Отказов разгонных двигателей за короткую историю полетов лунных пилотируемых кораблей еще не было. С прошлой осени сначала пролетные корабли “Север”, а потом и орбитальные корабли “Знамя” уверенно уходили в космос, к Луне. Но всякая неприятность когда-нибудь может произойти впервые.
“Но только пусть не сейчас, – взмолился Алексей. – Не сейчас. Не с нашим экипажем. Не с нашими кораблями. И вообще… Пусть совсем никогда и ни с кем эти неприятности не происходят!”
Он заерзал, устраиваясь в ложементе поудобнее. Ложемент был изготовлен по контуру скафандра Леонтьева. Лежать в нем пилоту, не одетому в скафандр “Сокол”, было не очень удобно.

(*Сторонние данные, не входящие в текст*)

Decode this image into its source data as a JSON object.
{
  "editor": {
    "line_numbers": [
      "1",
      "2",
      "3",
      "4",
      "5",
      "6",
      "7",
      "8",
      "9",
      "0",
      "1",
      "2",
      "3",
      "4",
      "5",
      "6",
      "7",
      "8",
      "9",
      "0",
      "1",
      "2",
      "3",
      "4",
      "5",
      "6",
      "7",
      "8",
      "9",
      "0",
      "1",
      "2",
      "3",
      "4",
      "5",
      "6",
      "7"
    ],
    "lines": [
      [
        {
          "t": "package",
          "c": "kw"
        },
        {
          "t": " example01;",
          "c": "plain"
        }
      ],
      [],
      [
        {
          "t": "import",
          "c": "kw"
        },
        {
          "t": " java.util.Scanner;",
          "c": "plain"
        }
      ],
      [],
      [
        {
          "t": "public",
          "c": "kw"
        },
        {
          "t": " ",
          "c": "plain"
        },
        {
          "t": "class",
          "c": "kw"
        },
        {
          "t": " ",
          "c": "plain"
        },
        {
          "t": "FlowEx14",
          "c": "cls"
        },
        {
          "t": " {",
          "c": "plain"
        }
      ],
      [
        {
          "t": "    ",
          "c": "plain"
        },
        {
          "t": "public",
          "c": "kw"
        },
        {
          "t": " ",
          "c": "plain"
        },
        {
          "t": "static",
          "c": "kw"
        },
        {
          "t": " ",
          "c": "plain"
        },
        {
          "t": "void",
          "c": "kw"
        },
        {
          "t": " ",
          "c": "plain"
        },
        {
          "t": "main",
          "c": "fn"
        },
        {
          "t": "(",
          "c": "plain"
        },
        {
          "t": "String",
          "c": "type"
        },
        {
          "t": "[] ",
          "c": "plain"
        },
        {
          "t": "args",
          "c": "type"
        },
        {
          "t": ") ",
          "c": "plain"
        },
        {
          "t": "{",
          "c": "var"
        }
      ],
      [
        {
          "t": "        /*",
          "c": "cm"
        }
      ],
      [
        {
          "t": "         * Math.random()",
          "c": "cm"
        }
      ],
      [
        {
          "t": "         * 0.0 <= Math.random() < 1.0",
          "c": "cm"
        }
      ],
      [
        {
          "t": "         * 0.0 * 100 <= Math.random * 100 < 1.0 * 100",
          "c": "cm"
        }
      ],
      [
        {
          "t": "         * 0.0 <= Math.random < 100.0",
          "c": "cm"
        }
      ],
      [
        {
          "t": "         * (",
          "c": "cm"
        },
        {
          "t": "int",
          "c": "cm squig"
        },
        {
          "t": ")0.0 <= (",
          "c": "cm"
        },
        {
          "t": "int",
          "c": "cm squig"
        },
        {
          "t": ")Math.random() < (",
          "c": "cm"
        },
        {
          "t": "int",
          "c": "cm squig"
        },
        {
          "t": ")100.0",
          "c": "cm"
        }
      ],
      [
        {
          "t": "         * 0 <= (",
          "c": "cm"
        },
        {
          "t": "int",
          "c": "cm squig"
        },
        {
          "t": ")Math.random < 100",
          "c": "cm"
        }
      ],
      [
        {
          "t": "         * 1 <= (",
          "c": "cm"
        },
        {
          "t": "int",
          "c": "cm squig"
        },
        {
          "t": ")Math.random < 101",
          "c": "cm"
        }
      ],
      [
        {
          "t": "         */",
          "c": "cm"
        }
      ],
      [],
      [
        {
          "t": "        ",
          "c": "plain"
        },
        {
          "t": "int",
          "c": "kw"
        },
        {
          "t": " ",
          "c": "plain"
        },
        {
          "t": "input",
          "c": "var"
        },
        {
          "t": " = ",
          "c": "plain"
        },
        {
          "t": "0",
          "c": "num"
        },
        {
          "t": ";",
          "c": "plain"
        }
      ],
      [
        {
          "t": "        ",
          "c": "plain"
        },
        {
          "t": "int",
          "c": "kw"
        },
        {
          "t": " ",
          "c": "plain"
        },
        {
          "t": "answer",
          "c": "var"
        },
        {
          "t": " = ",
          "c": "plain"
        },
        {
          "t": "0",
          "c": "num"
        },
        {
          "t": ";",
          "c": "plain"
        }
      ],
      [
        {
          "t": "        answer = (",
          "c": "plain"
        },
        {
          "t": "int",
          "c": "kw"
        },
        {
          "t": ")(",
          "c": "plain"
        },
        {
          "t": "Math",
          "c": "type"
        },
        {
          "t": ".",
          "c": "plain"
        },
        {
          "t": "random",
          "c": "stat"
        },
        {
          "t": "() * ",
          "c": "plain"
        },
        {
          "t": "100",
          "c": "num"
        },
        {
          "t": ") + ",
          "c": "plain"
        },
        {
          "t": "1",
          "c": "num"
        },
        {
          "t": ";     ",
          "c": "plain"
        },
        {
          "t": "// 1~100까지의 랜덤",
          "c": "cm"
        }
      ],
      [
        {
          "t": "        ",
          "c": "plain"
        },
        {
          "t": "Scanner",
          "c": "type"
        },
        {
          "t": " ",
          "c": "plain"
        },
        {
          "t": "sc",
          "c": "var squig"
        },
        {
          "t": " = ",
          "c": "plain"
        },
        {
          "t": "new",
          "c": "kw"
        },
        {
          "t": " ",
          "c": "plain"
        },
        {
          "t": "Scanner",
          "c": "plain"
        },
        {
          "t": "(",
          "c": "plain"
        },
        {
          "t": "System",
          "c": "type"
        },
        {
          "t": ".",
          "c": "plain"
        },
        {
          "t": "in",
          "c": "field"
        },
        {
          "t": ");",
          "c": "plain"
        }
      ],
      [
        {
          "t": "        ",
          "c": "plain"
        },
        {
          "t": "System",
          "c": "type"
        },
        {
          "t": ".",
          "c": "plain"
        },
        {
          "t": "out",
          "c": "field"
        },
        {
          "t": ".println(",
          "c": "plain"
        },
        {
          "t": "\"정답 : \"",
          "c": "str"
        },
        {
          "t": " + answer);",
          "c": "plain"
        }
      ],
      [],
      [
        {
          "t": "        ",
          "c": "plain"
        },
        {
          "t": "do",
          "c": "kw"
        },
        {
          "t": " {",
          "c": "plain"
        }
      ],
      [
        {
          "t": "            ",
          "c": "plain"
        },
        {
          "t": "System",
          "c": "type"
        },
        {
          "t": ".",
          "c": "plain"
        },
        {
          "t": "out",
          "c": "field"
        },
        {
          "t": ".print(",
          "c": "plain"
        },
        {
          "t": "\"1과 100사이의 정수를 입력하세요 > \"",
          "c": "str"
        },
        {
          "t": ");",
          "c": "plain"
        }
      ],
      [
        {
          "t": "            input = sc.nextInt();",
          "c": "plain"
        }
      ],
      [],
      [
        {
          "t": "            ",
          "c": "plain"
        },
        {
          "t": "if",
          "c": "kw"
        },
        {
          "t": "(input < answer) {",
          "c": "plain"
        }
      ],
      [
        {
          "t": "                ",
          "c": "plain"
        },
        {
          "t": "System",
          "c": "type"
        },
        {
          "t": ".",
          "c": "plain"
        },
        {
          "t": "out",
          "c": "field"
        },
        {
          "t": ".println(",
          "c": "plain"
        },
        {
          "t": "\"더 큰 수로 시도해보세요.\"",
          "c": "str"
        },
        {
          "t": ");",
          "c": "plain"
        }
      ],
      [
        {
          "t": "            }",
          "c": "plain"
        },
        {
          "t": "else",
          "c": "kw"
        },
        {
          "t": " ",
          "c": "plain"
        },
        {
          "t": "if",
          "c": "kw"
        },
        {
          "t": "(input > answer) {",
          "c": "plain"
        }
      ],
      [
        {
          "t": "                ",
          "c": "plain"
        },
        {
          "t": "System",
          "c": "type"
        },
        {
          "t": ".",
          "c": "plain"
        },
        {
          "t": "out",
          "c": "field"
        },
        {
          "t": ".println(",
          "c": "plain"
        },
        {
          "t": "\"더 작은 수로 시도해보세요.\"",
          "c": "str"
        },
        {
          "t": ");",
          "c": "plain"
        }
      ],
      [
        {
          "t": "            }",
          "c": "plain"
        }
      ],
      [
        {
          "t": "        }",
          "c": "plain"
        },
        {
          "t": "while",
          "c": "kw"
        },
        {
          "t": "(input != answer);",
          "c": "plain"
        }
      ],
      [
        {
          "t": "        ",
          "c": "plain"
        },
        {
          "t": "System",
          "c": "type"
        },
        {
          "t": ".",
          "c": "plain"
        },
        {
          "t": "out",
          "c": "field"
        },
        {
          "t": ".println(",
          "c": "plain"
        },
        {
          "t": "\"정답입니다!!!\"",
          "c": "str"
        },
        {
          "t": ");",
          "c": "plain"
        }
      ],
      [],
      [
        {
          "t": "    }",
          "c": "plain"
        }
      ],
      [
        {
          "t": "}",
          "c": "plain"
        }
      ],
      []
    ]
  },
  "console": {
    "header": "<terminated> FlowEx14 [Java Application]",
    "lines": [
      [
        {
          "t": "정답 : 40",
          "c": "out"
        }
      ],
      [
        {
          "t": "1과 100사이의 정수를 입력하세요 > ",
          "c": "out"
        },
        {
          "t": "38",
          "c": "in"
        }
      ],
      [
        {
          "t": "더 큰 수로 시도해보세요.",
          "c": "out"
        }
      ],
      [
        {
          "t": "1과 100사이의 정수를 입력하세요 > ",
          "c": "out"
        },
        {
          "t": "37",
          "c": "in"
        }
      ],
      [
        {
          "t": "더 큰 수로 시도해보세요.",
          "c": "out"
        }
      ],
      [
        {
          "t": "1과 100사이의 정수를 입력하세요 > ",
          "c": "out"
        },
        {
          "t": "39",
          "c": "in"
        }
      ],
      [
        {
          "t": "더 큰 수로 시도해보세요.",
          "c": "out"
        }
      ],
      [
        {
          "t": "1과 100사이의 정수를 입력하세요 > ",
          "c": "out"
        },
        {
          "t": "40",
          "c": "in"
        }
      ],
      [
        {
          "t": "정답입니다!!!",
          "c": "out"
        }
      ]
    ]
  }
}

Затылок и плечи упирались в твердую металлическую основу ложемента.
“Хорошо, хоть перегрузка на минимуме, – подумал Леонтьев. – Даже до одной единицы не дотягивает”.
– Леша, осталась минута до критики, – напомнил о себе Макарин. Он лежал в соседнем ложементе и тоже внимательно наблюдал за стрелкой. “Критика”, или критическая точка, – это точка во времени, за которой при нормально работающем разгонном двигателе ракетно-космический комплекс перейдет на траекторию полета к Луне. И тогда уже не двигатель разгонного блока, а законы небесной механики поведут их корабль к цели.
– Вижу, – буркнул в ответ Леонтьев. – Минутка еще осталась!
– “Флаг-один”, “Флаг–два”, – отозвался оператор из наземного Центра управления полетом. – Телеметрия с борта корабля нормальная. Двигатель ракетного блока работает устойчиво. Замечаний нет.
– Поняли, “Земля”, замечаний по работе двигательной установки нет! – ответил Алексей. – На борту порядок!
– Форточку перед стартом мы закрыть не забыли! – весело фыркнул Макарин.
Леонтьев давно уже подметил, что в напряженные моменты на предполетных тренировках Олег часто произносил какую-нибудь шутливую фразу или даже рассказывал анекдот – если была такая возможность. Что же, легкий юмор во время томительного ожидания – это не самый худший вариант человеческой реакции.
Словно услышав мысли Леонтьева, Макарин чуть слышно запел:
– Передай привет Земле,
Дяде доброму в Кремле,
Мы летим на фирменном сопле…
– С ума сошел? – шепотом осведомился Леонтьев. – Мы же в прямом эфире!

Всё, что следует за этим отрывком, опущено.